Rebounds: you’re doing it wrong
No escape on July 13, 1998…
Dear Breakup Girl,
Ready for some….humor? I divorced after five years last December. I went on my first date in 7 years 2 weeks ago – what a total, unmitigated disaster! Now I remember WHY it’s been 7 years, and will be 7 more. (I’d started thinking about this in the context of summer flings more than anything else.)
I got a call from a man I’ve known almost 10 years. We started out dating for a few months all those years ago, and he plain ole out-and-out dumped me. We played on the same softball team, and everyone knew before me. How fun was that? I got over it fairly quickly (hey, what choice do you have when you’re the pitcher & he’s the catcher…), about the same time he decided the cute but empty-headed bimbo (she was, truly) he’d fallen for was just that and wanted to come back. I said no, and we’ve been great friends ever since. We used to talk several time a month, then less and less, but it’s always been amazing that we can pick up exactly where we left off, no matter how long ago. I’m sure you can see where this is going.
Sure enough, after not hearing from him for two years, he called me two weeks ago. Turns out he got married last summer, and I divorced in December. So he tells me they are filing for divorce too, and would I like to go have pizza & a movie the next night? We were on the phone for several hours and it was a heady, giddy feeling when he asked, “Do you think we’re being given a second chance?” Of course I said I didn’t know, we’d have to see.
(OK, OK, I’ll cut to the chase.) I got all spiffed up and went to see him the next night. I thought we’d probably go out for pizza, take in a movie, talk about old time and catch up on what’s current — you know, the kind of thing friends do.
When he answered the door of this flophouse, he was in his oldest pair of sweats, the pizza he’d ordered was sitting on the kitchen table congealing, and the only movie I got to see was the endless hit parade of pictures of his wife. He whined and literally cried all evening long. Needless to say, I was not amused.

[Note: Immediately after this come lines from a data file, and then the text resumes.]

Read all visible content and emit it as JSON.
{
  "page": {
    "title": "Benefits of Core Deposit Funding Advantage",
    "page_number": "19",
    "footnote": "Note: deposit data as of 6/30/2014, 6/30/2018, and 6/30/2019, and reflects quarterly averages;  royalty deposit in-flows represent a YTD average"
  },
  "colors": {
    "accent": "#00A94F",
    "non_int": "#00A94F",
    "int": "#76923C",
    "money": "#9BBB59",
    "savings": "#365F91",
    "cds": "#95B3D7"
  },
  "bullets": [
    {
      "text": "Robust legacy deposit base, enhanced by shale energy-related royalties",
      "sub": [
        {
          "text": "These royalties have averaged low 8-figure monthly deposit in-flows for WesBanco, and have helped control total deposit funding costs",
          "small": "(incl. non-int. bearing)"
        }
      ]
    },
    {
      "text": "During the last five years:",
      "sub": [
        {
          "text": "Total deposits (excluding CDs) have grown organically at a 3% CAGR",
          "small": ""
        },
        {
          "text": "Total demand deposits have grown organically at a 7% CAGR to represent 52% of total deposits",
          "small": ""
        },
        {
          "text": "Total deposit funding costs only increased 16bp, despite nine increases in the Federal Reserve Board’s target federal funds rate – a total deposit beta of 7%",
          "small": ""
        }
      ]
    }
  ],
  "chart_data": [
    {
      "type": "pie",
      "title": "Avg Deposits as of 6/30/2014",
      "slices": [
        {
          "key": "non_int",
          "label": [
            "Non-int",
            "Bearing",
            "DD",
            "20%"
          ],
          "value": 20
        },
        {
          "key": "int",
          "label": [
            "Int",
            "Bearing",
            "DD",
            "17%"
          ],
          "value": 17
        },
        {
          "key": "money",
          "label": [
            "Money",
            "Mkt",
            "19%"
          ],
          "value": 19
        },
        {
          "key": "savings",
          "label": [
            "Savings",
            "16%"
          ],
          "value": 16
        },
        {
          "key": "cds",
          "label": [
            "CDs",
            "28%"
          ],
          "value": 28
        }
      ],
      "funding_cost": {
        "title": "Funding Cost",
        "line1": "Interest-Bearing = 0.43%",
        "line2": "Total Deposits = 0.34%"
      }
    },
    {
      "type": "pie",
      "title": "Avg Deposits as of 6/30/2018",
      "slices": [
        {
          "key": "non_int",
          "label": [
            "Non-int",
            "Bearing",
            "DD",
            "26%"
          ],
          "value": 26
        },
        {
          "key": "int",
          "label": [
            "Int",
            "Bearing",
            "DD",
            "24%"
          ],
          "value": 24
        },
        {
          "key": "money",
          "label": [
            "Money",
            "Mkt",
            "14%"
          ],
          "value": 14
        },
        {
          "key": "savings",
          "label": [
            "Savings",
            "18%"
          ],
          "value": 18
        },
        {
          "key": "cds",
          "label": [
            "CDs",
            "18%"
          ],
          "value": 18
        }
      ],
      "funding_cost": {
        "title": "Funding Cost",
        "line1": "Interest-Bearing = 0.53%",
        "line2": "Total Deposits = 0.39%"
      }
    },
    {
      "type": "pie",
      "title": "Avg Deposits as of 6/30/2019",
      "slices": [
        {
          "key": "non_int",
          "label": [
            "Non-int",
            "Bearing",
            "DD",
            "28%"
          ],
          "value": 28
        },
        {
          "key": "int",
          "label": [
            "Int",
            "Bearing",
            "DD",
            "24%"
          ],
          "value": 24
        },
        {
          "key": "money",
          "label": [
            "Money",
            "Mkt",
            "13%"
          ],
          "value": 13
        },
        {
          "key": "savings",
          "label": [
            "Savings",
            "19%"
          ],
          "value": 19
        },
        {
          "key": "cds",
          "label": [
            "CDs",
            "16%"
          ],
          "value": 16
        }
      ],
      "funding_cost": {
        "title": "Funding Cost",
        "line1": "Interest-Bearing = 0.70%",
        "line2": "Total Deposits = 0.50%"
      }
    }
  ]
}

It started getting funny by the time I drove the hour home — after all, the only way I could get out of the endless loop of recriminations was to state emphatically that my poor doggie had been outside since morning, and I KNEW she didn’t have any water or food left. I’d be there still if I hadn’t made good my escape. I’m not sure if he even realized I left.
The worst part was that he was complaining about his wife nagging him about the same things I eventually left my ex over! I couldn’t even be emphathetic, sympathetic — anything. If his story’s true (?) there were some major differences (I got treated much worse) but that know-it-all arrogant hot-flash temper, coupled with a basic disrespect of women (in couple-type relationships, not as friends) has done him in again. I DID try several times to interrupt the monologue and tell him what might be wrong and maybe how to start fixing it, but to no avail. I bailed. And oh yes — he must still be whining, moaning and carrying on, because I haven’t heard from him since. And I don’t plan on it — that’s why I have an answering machine to screen my calls.

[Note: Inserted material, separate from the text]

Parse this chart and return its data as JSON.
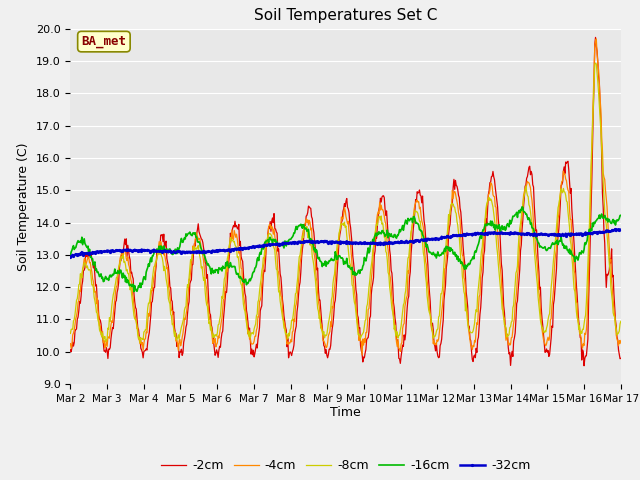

Not as bad as a “my friends set me up on the blind date from hell” story, but worth a few chuckles in its own lame way!
— Deb
Dear Deb,
Oy. Well, you realize that in the Bible, seven lean years are followed by seven phat ones. So don’t let this Job thing do a job on you.
Other observations:
1. Hey, rebounders: Reboundees don’t talk you through the tough time, they just get you through it (ideally). They are not the people you spill to. They are they people with whom you get to pretend nothing ever happened. You can’t have it both ways.
2. Deb: there is rarely any point in “interrupting” someone who’s spewing to tell them “what might be wrong and maybe how to start fixing it.” Doesn’t work. They’re in spewing mode, not fixit mode. They will hear nothing. Your mission — should you choose to accept it — is to bite your tongue and listen. (Let this record also show, by the way, that the fix-it urge — contrary to Mars/Venus type-theories — is not a uniquely boy thing.)
3. See how important it is to have a sense of humor/a dog?